Y mientras Atal cerraba los ojos, se taponaba
los oídos, y trataba de descender luchando contra la espantosa fuerza que le
atraía hacia desconocidas alturas, siguió resonando en el Hatheg-Kla el
estallido terrible de los truenos que despertaron a los pacíficos aldeanos de
las llanuras y a los honrados ciudadanos de Hatheg, de Nir y de Ulthar,
haciéndoles detenerse a observar, a través de las nubes, aquel extraño eclipse
que ningún libro había predicho jamás. Y cuando al fin salió la luna, Atal
estaba a salvo en las nieves inferiores de la montaña, fuera de la vista de los Dioses de la Tierra y de los Otros Dioses.

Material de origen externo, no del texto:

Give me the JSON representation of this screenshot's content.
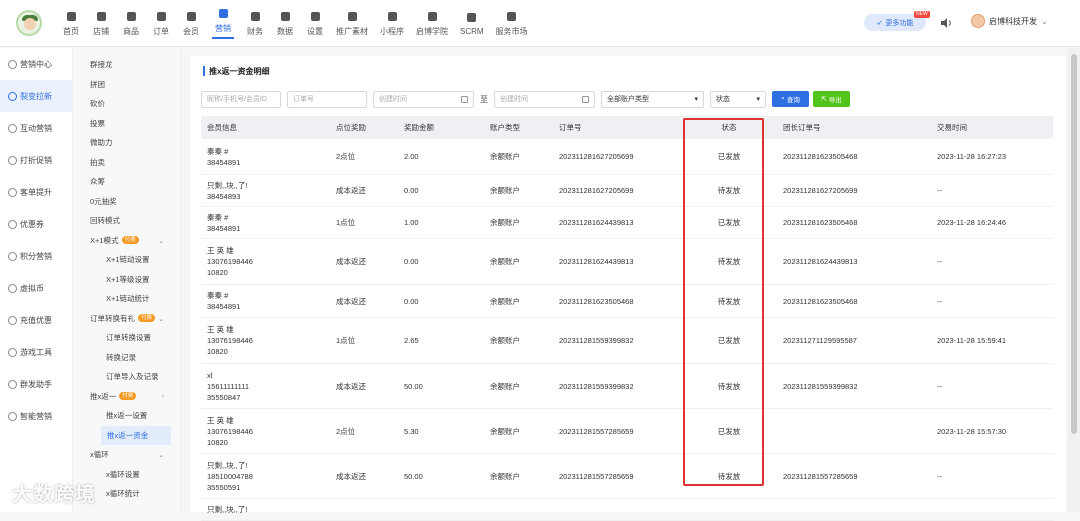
{
  "header": {
    "nav": [
      {
        "label": "首页",
        "icon": "home-icon"
      },
      {
        "label": "店铺",
        "icon": "store-icon"
      },
      {
        "label": "商品",
        "icon": "goods-icon"
      },
      {
        "label": "订单",
        "icon": "order-icon"
      },
      {
        "label": "会员",
        "icon": "member-icon"
      },
      {
        "label": "营销",
        "icon": "marketing-icon",
        "active": true
      },
      {
        "label": "财务",
        "icon": "finance-icon"
      },
      {
        "label": "数据",
        "icon": "data-icon"
      },
      {
        "label": "设置",
        "icon": "settings-icon"
      },
      {
        "label": "推广素材",
        "icon": "share-icon"
      },
      {
        "label": "小程序",
        "icon": "miniapp-icon"
      },
      {
        "label": "启博学院",
        "icon": "college-icon"
      },
      {
        "label": "SCRM",
        "icon": "scrm-icon"
      },
      {
        "label": "服务市场",
        "icon": "market-icon"
      }
    ],
    "more_label": "更多功能",
    "new_tag": "NEW",
    "user_name": "启博科技开发"
  },
  "sidebar": {
    "items": [
      {
        "label": "营销中心"
      },
      {
        "label": "裂变拉新",
        "active": true
      },
      {
        "label": "互动营销"
      },
      {
        "label": "打折促销"
      },
      {
        "label": "客单提升"
      },
      {
        "label": "优惠券"
      },
      {
        "label": "积分营销"
      },
      {
        "label": "虚拟币"
      },
      {
        "label": "充值优惠"
      },
      {
        "label": "游戏工具"
      },
      {
        "label": "群发助手"
      },
      {
        "label": "智能营销"
      }
    ]
  },
  "subnav": {
    "items": [
      {
        "label": "群接龙"
      },
      {
        "label": "拼团"
      },
      {
        "label": "砍价"
      },
      {
        "label": "投票"
      },
      {
        "label": "微助力"
      },
      {
        "label": "拍卖"
      },
      {
        "label": "众筹"
      },
      {
        "label": "0元抽奖"
      },
      {
        "label": "回转模式"
      },
      {
        "label": "X+1模式",
        "tag": "付费",
        "expanded": true
      },
      {
        "label": "X+1链动设置",
        "sub": true
      },
      {
        "label": "X+1等级设置",
        "sub": true
      },
      {
        "label": "X+1链动统计",
        "sub": true
      },
      {
        "label": "订单转换有礼",
        "tag": "付费",
        "expanded": true
      },
      {
        "label": "订单转换设置",
        "sub": true
      },
      {
        "label": "转换记录",
        "sub": true
      },
      {
        "label": "订单导入及记录",
        "sub": true
      },
      {
        "label": "推x返一",
        "tag": "付费",
        "collapsed": true
      },
      {
        "label": "推x返一设置",
        "sub": true
      },
      {
        "label": "推x返一资金",
        "sub": true,
        "active": true
      },
      {
        "label": "x循环",
        "expanded": true
      },
      {
        "label": "x循环设置",
        "sub": true
      },
      {
        "label": "x循环统计",
        "sub": true
      }
    ]
  },
  "page": {
    "title": "推x返一资金明细",
    "filters": {
      "member_placeholder": "昵称/手机号/会员ID",
      "order_placeholder": "订单号",
      "start_placeholder": "创建时间",
      "range_sep": "至",
      "end_placeholder": "创建时间",
      "account_type": "全部账户类型",
      "status": "状态",
      "query_label": "查询",
      "export_label": "导出"
    },
    "table": {
      "columns": [
        "会员信息",
        "点位奖励",
        "奖励金额",
        "账户类型",
        "订单号",
        "状态",
        "团长订单号",
        "交易时间"
      ],
      "rows": [
        {
          "member": "秦秦 #\n38454891",
          "reward": "2点位",
          "amount": "2.00",
          "account": "余额账户",
          "order": "202311281627205699",
          "status": "已发放",
          "leader_order": "202311281623505468",
          "time": "2023-11-28 16:27:23",
          "h": 36
        },
        {
          "member": "只剩,,块,,了!\n38454893",
          "reward": "成本返还",
          "amount": "0.00",
          "account": "余额账户",
          "order": "202311281627205699",
          "status": "待发放",
          "leader_order": "202311281627205699",
          "time": "--",
          "h": 32
        },
        {
          "member": "秦秦 #\n38454891",
          "reward": "1点位",
          "amount": "1.00",
          "account": "余额账户",
          "order": "202311281624439813",
          "status": "已发放",
          "leader_order": "202311281623505468",
          "time": "2023-11-28 16:24:46",
          "h": 32
        },
        {
          "member": "王 英 雄\n13076198446\n10820",
          "reward": "成本返还",
          "amount": "0.00",
          "account": "余额账户",
          "order": "202311281624439813",
          "status": "待发放",
          "leader_order": "202311281624439813",
          "time": "--",
          "h": 46
        },
        {
          "member": "秦秦 #\n38454891",
          "reward": "成本返还",
          "amount": "0.00",
          "account": "余额账户",
          "order": "202311281623505468",
          "status": "待发放",
          "leader_order": "202311281623505468",
          "time": "--",
          "h": 33
        },
        {
          "member": "王 英 雄\n13076198446\n10820",
          "reward": "1点位",
          "amount": "2.65",
          "account": "余额账户",
          "order": "202311281559399832",
          "status": "已发放",
          "leader_order": "202311271129595587",
          "time": "2023-11-28 15:59:41",
          "h": 46
        },
        {
          "member": "xl\n15611111111\n35550847",
          "reward": "成本返还",
          "amount": "50.00",
          "account": "余额账户",
          "order": "202311281559399832",
          "status": "待发放",
          "leader_order": "202311281559399832",
          "time": "--",
          "h": 45
        },
        {
          "member": "王 英 雄\n13076198446\n10820",
          "reward": "2点位",
          "amount": "5.30",
          "account": "余额账户",
          "order": "202311281557285659",
          "status": "已发放",
          "leader_order": "",
          "time": "2023-11-28 15:57:30",
          "h": 45
        },
        {
          "member": "只剩,,块,,了!\n18510004788\n35550591",
          "reward": "成本返还",
          "amount": "50.00",
          "account": "余额账户",
          "order": "202311281557285659",
          "status": "待发放",
          "leader_order": "202311281557285659",
          "time": "--",
          "h": 45
        },
        {
          "member": "只剩,,块,,了!",
          "reward": "",
          "amount": "",
          "account": "",
          "order": "",
          "status": "",
          "leader_order": "",
          "time": "",
          "h": 22
        }
      ]
    }
  },
  "watermark": "大数跨境",
  "colors": {
    "accent": "#2f6fe4",
    "highlight": "#e03232",
    "export": "#52c41a"
  }
}
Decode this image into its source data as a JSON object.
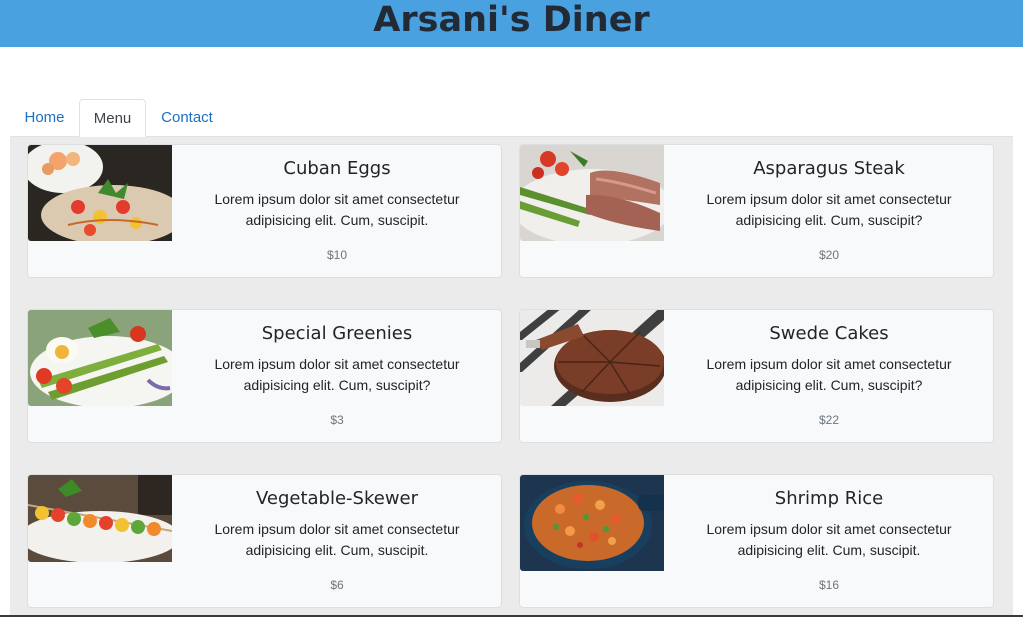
{
  "header": {
    "title": "Arsani's Diner"
  },
  "tabs": [
    {
      "label": "Home",
      "active": false
    },
    {
      "label": "Menu",
      "active": true
    },
    {
      "label": "Contact",
      "active": false
    }
  ],
  "menu": [
    {
      "name": "Cuban Eggs",
      "description": "Lorem ipsum dolor sit amet consectetur adipisicing elit. Cum, suscipit.",
      "price": "$10",
      "image": "salad-bowl-image"
    },
    {
      "name": "Asparagus Steak",
      "description": "Lorem ipsum dolor sit amet consectetur adipisicing elit. Cum, suscipit?",
      "price": "$20",
      "image": "steak-asparagus-image"
    },
    {
      "name": "Special Greenies",
      "description": "Lorem ipsum dolor sit amet consectetur adipisicing elit. Cum, suscipit?",
      "price": "$3",
      "image": "asparagus-egg-salad-image"
    },
    {
      "name": "Swede Cakes",
      "description": "Lorem ipsum dolor sit amet consectetur adipisicing elit. Cum, suscipit?",
      "price": "$22",
      "image": "chocolate-cake-image"
    },
    {
      "name": "Vegetable-Skewer",
      "description": "Lorem ipsum dolor sit amet consectetur adipisicing elit. Cum, suscipit.",
      "price": "$6",
      "image": "vegetable-skewer-image"
    },
    {
      "name": "Shrimp Rice",
      "description": "Lorem ipsum dolor sit amet consectetur adipisicing elit. Cum, suscipit.",
      "price": "$16",
      "image": "shrimp-rice-pan-image"
    }
  ],
  "colors": {
    "header_bg": "#4aa1e0",
    "link": "#1f6fc4",
    "menu_bg": "#ebebeb",
    "card_bg": "#f8f9fa"
  }
}
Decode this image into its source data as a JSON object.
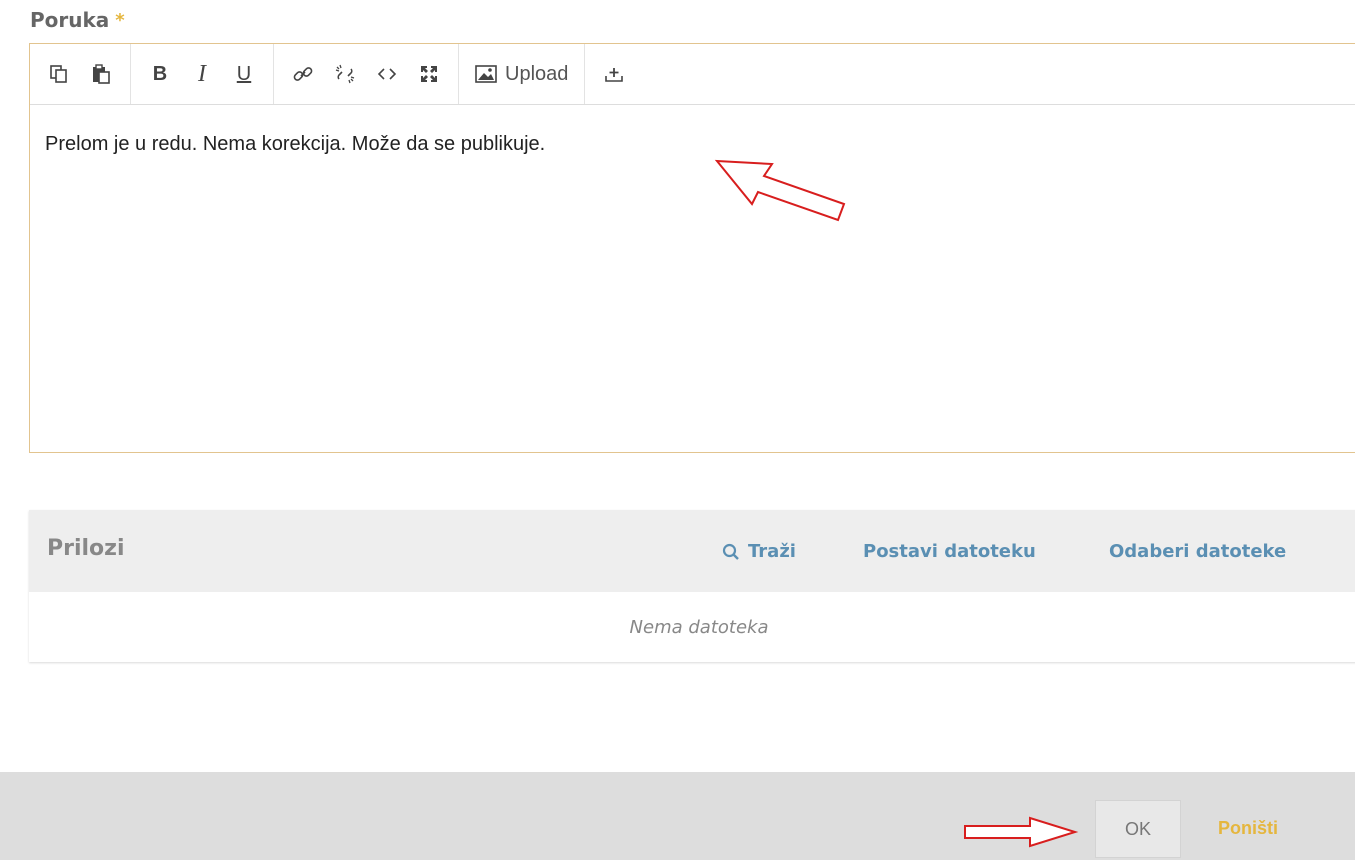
{
  "form": {
    "label": "Poruka",
    "required_mark": "*"
  },
  "toolbar": {
    "groups": [
      [
        "copy-icon",
        "paste-icon"
      ],
      [
        "bold-icon",
        "italic-icon",
        "underline-icon"
      ],
      [
        "link-icon",
        "unlink-icon",
        "code-icon",
        "fullscreen-icon"
      ],
      [
        "image-icon"
      ],
      [
        "insert-icon"
      ]
    ],
    "bold_label": "B",
    "italic_label": "I",
    "underline_label": "U",
    "upload_label": "Upload"
  },
  "editor": {
    "content": "Prelom je u redu. Nema korekcija. Može da se publikuje."
  },
  "attachments": {
    "title": "Prilozi",
    "search_label": "Traži",
    "upload_label": "Postavi datoteku",
    "select_label": "Odaberi datoteke",
    "empty_text": "Nema datoteka"
  },
  "footer": {
    "ok_label": "OK",
    "cancel_label": "Poništi"
  },
  "colors": {
    "accent": "#e5b63e",
    "link": "#5a8fb3",
    "annotation_arrow": "#d81e1e"
  }
}
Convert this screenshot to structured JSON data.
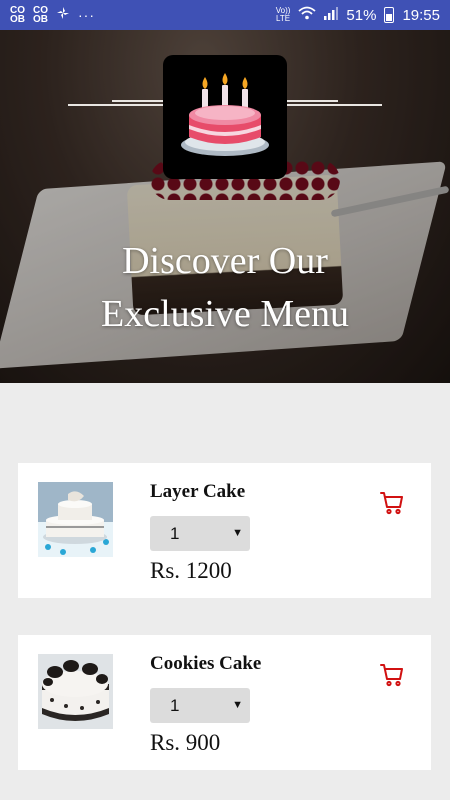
{
  "status_bar": {
    "network_label": "LTE",
    "volte_label": "Vo))",
    "battery": "51%",
    "time": "19:55",
    "left_icons": [
      "notification-icon",
      "notification-icon",
      "fan-icon"
    ],
    "more": "···"
  },
  "hero": {
    "title_line1": "Discover Our",
    "title_line2": "Exclusive Menu",
    "logo_icon": "birthday-cake-icon"
  },
  "products": [
    {
      "name": "Layer Cake",
      "quantity": "1",
      "price": "Rs. 1200",
      "image_icon": "layer-cake-photo",
      "cart_icon": "cart-icon"
    },
    {
      "name": "Cookies Cake",
      "quantity": "1",
      "price": "Rs. 900",
      "image_icon": "cookies-cake-photo",
      "cart_icon": "cart-icon"
    }
  ],
  "colors": {
    "status_bar": "#3f51b5",
    "page_bg": "#ececec",
    "cart_red": "#d11111"
  }
}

Ahora se dice en los mohosos Manuscritos Pnakóticos que Sansu no descubrió otra cosa que rocas mudas y
hielo, la vez que escaló el Hatheg-Kla en la juventud del mundo. Sin embargo,
cuando los hombres de Ulthar y de Nir y de Hatheg, reprimieron sus temores y
escalaron ese día esa cumbre encantada en busca de Barzai, el Sabio,
encontraron grabado en la roca desnuda de la cima un símbolo extraño y ciclópeo
de cincuenta codos de ancho, como si la roca hubiese sido hendida por un
titánico cincel. Y el símbolo era semejante al que los sabios descubrieron en
esas partes espantosas de los Manuscritos Pnakóticos que no se pueden leer. Eso encontraron.
Jamás llegaron a
encontrar a Barzai, el Sabio, ni lograron convencer al santo sacerdote Atal
para que rezase por el descanso de su alma. Y todavía hoy, las gentes de Ulthar
y de Nir y de Hatheg tienen miedo de los eclipses, y rezan por la noche, cuando
los pálidos vapores ocultan la cumbre de la montaña y la luna. Y por encima de
las brumas de Hatheg-Kla, los Dioses de la Tierra danzan a veces con nostalgia; porque saben que no corren peligro, y les
encanta venir a la desconocida Kadath en sus naves de nube a jugar como antaño,
como hacían cuando la Tierra era nueva y los hombres no escalaban las regiones
inaccesibles.
Howard Philips Lovecraft (Estados Unidos, 1890-1937).